Reflek, kugengam kerah kaos Ocim, dia terdorong ke belakang, Zen langsung menarik tanganku. “jangan pernah kau sebut Iza berengsek seperti pacarku yang dulu yang memang berengsek. Aku tahu ini sakit, tapi tak sekalipun aku menyalahkannya. Aku hanya sedang sedih, aku sedang sedih!” aku kembali melenturkan tubuhku, aku semakin menunduk dengan tangan menutup wajahku. aku tahu, ada embun di mataku.
“aku minta maaf Ping!”
“maafkan aku juga kawan!” tak kuperlihatkan wajahku, aku malu dan baru menyadari kalau aku m e n a n g i s.
“menangis aja brader, jangan kau tahan, aku tahu kau begitu mencintai Iza, lebih dari itu kau menyimpan harapan padanya, menangislah kawan!” Zen memegang pundakku.
Embun dimataku menjadi bulir, aku tak mengerti ia telah jatuh untuk seorang wanita, pertama kali dalam hidupku. Iping? Si anak vespa, menangis? Aku menafikan semua superior kelelakianku, dan menyerah pada kekuatan yang mendorong di ulu hatiku. Iza rupanya telah menjelma airmata, sekarang ia menampakkan diri ketika tak bisa lagi kulihat ia.
“aku bingung Ping, alasan itu sepertinya tidak mungkin keluar dari seorang Iza, kalau ia gengsi pacaran denganmu, kenapa ia tidak terlihat seperti itu dari kemaren-kemaren? Siapa Shanda itu  Ping?”
Aku mengusap mataku cepat, bekasnya melembapkan wajahku dan memantul di cahaya lampu. “dia temanku, anak ekonomi.
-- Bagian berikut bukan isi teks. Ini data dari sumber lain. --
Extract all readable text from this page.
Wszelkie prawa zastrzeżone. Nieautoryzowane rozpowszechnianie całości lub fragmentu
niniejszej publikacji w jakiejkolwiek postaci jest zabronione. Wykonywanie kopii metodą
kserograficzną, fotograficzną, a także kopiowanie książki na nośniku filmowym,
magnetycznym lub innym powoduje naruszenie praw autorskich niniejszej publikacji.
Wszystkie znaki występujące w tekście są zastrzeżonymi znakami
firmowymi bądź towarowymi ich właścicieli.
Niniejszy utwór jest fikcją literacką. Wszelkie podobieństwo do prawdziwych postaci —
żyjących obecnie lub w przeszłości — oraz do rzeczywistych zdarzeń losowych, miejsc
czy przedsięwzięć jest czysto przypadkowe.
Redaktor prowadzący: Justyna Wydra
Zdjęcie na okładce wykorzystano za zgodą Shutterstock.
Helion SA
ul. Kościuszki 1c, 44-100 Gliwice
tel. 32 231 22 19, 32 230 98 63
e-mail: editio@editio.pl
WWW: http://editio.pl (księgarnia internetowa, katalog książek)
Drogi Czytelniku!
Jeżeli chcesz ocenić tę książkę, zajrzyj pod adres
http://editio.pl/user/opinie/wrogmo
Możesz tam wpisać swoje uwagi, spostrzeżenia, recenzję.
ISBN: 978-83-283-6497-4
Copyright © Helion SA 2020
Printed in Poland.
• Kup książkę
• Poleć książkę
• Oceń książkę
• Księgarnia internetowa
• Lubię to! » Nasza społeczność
Jangan bilang mau meragukan ucapannya?” aku menatap Ocim.
“tidak brader, tapi apa mungkin alasan Iza seperti itu?”
“apa alasanku menolak alasan itu?”
“hm”
“tidak ada bukan?”
“si… si …
“Shanda!” Ocim menyambung ucapan Zen cepat.
“iya si Shanda itu, darimana ia tahu alasan itu brader?”
“dari Iza!”
“mereka temenan ya?”
“aku kenal Shanda dari Iza, mereka udah temenan lama!”
“hm, lumayan dipercaya kalau gitu” Ocim menimpali
“tapi kenapa Iza tidak ngomong langsung ke Iping?”
“mungkin karena malu!” mereka malah ngobrol sendiri, aku kembali menunduk
“kenapa malu!”
“kampret, Izakan selama ini tidak bersikap seperti alasan itu, pastilah dia takut disangka Iping sudah berpura-pura!”
“berarti?”
“kampreeet!”

“woooooiii, I’m baaack.. Pada kangen pasti!” kami mendadak terperangah lalu sama-sama mendongak memandang ke luar kamar. Baru aku ingat kalau Mahar malam ini kembali lagi ke Semarang, lima hari dia pulang ke Bogor karena ibunya sedang sakit. Orangnya jangkung, gondrong, kami menyebutnya ‘Penyair Garis Keras’. Ah, lambat laun kau akan tahu alasan kenapa kami namai dia seperti itu.
“jangan bilang masalahku ini ke Mahar dan Dika ya, oke!” mereka tampak ragu
“tapi..
“awas kalau bilang-bilang!” aku memperingatkan Zen keras.
“oke oke!”

“wiw, selamat datang kembali penyair, gimana kabar Ibumu?” Ocim berdiri lalu keluar dari kamarku, aku dan Zen langsung mengikuti, aku mencoba mengembangkan senyumku.
“Alhamdulillah, kemaren setelah tambah darah, tubuhnya mulai membaik, liat nih!”Mahar merangkul Ocim lalu memerlihatkan pergelangan tangannya. “Aku menjadi orang yang paling bahagia karena darahku yang dari darahnya kembali datang untuk menjemput nadinya!”
Kami harus berpikir lebih dalam jika berbicara dengan Mahar.
“kan kamu takut jarum suntik Har?” Zen mengangkat tangan Mahar dan melihat bekas di pergelangan.
“untuk mereka berdua, aku siap di nuklir” Mahar berapi-api.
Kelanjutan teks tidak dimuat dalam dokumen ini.